Allons droit au but : Saul Pandelakis semble avoir parfaitement saisi l’esprit du temps, pour l’envoyer vers un XXIIème siècle dans lequel l’humanité s’éteint doucement, tandis que les bots conscients prennent leur essor après avoir obtenu leur émancipation. Je ne sais pas si La Séquence Aardtman fera date, mais je serais prêt à en prendre le pari. Ceci posé, continuons.
L’humanité, qui semble avoir renoncé à s’adapter à la Terre et s’irrite de la vitalité des bots, envoie des vaisseaux habités vers l’espace lointain dans un hypothétique espoir de terraformation. Roz, homme transgenre, se trouve à bord d’un de ces bâtiments, l’ari-me. Peu sociable, il y travaille comme informaticien, en charge notamment de la maintenance de l’intelligence artificielle. Asha, elle, est une bot et se trouve sur Terre. Spécialiste de la notion de “corps bot”, elle a été assignée homme lors de son incarnation. Elle côtoie le milieu universitaire et le milieu militant, des humains et des bots, et se débat constamment avec ses propres contradictions. Suite à un événement survenu à bord de l’ari-me, elle va être amenée à discuter avec Roz.
Le roman ne se contente pas d’être un dialogue entre deux personnages, loin de là. Par Asha nous découvrons les difficiles rouages de la vie sur Terre dans cet avenir si proche, classique hyperbole de notre propre monde. Par Roz nous visitons ari-me et son fonctionnement singulier, espèce d’expérimentation politique horizontale d’outre-espace assistée par IA. Quelques flashbacks bien dosés vers des instants clés nous montrent aussi comment l’existence des bots a été rendue possible. Ces passages dessinent une évolution qui n’est pas particulièrement originale, mais complètement pertinente. Saul Pandelakis vise juste en interrogeant la nouveauté technologique et sa supposée neutralité, ou comment ses conditions d’invention, de mise au point, peuvent déterminer son usage futur.

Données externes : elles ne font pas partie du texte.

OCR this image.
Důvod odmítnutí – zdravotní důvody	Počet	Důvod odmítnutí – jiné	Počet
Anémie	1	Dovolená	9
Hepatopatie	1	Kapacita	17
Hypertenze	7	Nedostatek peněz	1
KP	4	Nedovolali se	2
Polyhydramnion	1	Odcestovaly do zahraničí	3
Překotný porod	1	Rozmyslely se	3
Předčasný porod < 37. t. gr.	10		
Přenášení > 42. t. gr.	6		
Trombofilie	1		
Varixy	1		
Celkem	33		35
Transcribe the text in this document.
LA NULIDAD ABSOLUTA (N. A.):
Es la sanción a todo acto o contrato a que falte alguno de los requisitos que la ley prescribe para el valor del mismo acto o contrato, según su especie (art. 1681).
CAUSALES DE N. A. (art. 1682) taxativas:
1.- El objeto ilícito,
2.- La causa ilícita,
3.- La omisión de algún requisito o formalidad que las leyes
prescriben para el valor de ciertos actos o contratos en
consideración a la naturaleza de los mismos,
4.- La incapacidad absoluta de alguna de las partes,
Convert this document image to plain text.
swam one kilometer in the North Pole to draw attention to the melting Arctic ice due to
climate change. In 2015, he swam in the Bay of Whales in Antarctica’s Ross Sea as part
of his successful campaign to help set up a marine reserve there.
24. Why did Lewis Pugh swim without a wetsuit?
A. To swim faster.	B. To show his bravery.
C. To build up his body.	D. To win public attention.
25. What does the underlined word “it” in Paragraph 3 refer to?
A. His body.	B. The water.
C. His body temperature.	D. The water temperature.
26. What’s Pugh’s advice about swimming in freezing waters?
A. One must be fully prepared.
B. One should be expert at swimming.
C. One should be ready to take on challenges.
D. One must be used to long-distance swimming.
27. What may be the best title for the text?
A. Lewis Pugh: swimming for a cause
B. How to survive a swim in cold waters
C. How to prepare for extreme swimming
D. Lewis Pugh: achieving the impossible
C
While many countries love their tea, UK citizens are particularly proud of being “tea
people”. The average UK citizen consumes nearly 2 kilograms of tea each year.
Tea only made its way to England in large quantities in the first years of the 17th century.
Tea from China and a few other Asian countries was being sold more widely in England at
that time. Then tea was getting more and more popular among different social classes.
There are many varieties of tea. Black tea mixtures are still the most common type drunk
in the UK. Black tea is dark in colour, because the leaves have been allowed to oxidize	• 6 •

La Séquence Aardtman m’a rappelé les histoires de Catherine Dufour, pour ses passages empreints de musicalité et pour ses dimensions politiques qui ont notamment pu m’évoquer certaines nouvelles de L’arithmétique terrible de la misère. J’ai aussi beaucoup pensé à Becky Chambers, pour la vie à l’intérieur du vaisseau ari-me, pour ses merveilleux protagonistes, leurs questionnements quant à leurs identités et ce face-à-face, ce dialogue, entre une espèce humaine déclinante et des consciences nouvelles qui ne cessent de découvrir leur potentiel. Foisonnant d’idées, superbement écrit et paradoxalement non dépourvu d’optimisme, La Séquence Aardtman se paye en plus le luxe d’offrir une histoire réussie et des personnages très attachants. J’ai terminé ce roman il y a plusieurs semaines, je l’ai trouvé formidable et j’y pense encore souvent.